(Washington) L’offensive de la Turquie contre des forces kurdes en Syrie n’a pas franchi «à ce stade», aux yeux de Washington, la ligne rouge tracée par Donald Trump, qui a évoqué pour la première fois une médiation américaine et a chargé ses diplomates d’arranger un cessez-le-feu.

Le président des États-Unis, après avoir laissé le champ libre sur le terrain militaire à l’opération turque contre une milice kurde alliée des Occidentaux dans la lutte antidjihadiste, a menacé Ankara de sanctions économiques en cas de comportement disproportionné ou «inhumain».

Interrogé sur la définition de cette ligne rouge, un haut responsable du département d’État a expliqué que cela inclurait «un nettoyage ethnique», ainsi que des «frappes aériennes ou terrestres aveugles contre la population civile».

«Nous n’avons pas vu d’exemples significatifs d’un tel comportement à ce stade, mais ce n’est que le début» de l’opération, a-t-il ajouté lors d’un échange avec la presse, sous couvert de l’anonymat.

AFP

Des milliers de civils kurdes ont pris la fuite face à l’avancée des forces turques dans le nord-est de la Syrie.

«Nous n’en sommes qu’aux premières phases, c’est une des raisons pour lesquelles nous lançons autant d’avertissements, car nous sommes très préoccupés par le risque de telles frappes aveugles», a-t-il insisté.

Donald Trump a retiré en début de semaine les soldats américains qui se trouvaient en Syrie près de la frontière avec la Turquie. Dans la foulée, le président turc Recep Tayyip Erdogan a lancé mercredi son opération contre une milice kurde qu’il accuse de «terrorisme».

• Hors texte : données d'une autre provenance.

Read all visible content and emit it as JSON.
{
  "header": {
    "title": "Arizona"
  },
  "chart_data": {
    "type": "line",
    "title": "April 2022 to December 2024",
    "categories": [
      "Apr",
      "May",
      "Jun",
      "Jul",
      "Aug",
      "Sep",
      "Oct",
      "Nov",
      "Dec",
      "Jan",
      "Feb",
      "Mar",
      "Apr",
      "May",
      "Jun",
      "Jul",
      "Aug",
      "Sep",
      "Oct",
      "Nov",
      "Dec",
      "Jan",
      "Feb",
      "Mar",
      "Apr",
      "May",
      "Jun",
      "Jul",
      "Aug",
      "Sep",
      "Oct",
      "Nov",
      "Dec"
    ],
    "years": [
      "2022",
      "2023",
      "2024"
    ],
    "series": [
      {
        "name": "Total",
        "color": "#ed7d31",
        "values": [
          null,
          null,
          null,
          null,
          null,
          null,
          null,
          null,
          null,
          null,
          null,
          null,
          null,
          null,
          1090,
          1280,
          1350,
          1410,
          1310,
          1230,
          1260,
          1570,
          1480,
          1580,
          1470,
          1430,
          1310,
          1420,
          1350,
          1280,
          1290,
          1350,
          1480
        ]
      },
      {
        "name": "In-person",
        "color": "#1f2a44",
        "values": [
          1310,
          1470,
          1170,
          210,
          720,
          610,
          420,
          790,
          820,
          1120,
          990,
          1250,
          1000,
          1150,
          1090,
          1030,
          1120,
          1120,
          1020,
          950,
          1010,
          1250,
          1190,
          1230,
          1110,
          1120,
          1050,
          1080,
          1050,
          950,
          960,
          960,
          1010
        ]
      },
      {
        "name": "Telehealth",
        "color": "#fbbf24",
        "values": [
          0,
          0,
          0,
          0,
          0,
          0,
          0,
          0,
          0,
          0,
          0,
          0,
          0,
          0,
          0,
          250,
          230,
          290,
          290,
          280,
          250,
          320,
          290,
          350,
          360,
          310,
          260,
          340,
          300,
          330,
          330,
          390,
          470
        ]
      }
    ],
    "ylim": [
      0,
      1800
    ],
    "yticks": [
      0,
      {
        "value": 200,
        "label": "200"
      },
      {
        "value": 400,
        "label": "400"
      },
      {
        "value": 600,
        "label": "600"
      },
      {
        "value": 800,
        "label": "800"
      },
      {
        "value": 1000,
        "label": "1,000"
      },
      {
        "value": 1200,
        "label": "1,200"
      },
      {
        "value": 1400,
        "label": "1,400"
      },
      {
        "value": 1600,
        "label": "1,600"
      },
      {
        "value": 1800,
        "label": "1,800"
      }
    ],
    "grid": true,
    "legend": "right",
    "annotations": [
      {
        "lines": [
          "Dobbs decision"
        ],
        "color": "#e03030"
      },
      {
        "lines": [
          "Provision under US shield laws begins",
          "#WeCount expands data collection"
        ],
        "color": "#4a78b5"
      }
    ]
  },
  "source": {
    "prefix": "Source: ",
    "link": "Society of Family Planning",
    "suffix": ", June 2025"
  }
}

Le milliardaire installé à la Maison-Blanche est depuis sous le feu des critiques de la classe politique américaine, et notamment de son propre camp républicain, pour avoir donné un «feu vert» aux Turcs, «abandonné les Kurdes» et pris le risque d’ouvrir la voie à une résurgence du groupe djihadiste État islamique.

«Feu rouge très clair»

«Nous leur avons donné un feu rouge très clair», a répondu le haut responsable américain, dénonçant l’opération d’Ankara comme une «très grosse erreur» et une «situation très très dramatique et très dangereuse».

Face aux critiques, Donald Trump assume son choix, estimant que les États-Unis n’ont pas à être impliqués dans des «guerres sans fin».

«Nous avons un des trois choix suivants : envoyer des milliers de soldats pour gagner militairement, frapper la Turquie très durement financièrement et avec des sanctions, et jouer les médiateurs en vue d’un accord entre la Turquie et les Kurdes!», a-t-il écrit jeudi dans un tweet.

«J’espère que la dernière option sera la bonne», «j’espère que nous pourrons faire une médiation», a-t-il ensuite dit devant les médias.

Le haut responsable du département d’État a confirmé qu’une «solution négociée» était la voie privilégiée.

«Nous avons été chargés par le président de tenter de voir s’il y a des zones d’entente possibles entre les deux parties, s’il est possible de parvenir à un cessez-le-feu, et c’est ce que nous sommes en train de faire», a-t-il expliqué.

Donald Trump «essaie de trouver un terrain d’entente pour aboutir à un cessez-le-feu, pour combler le fossé entre» les forces kurdes et la Turquie, a-t-il ajouté, soulignant qu’Ankara avait déjà négocié par le passé avec le Parti des travailleurs du Kurdistan (PKK), considéré comme une organisation «terroriste» par les autorités turques.  

La milice que l’armée turque combat actuellement en Syrie, les Unités de protection du peuple (YPG), est assimilée par la Turquie au PKK.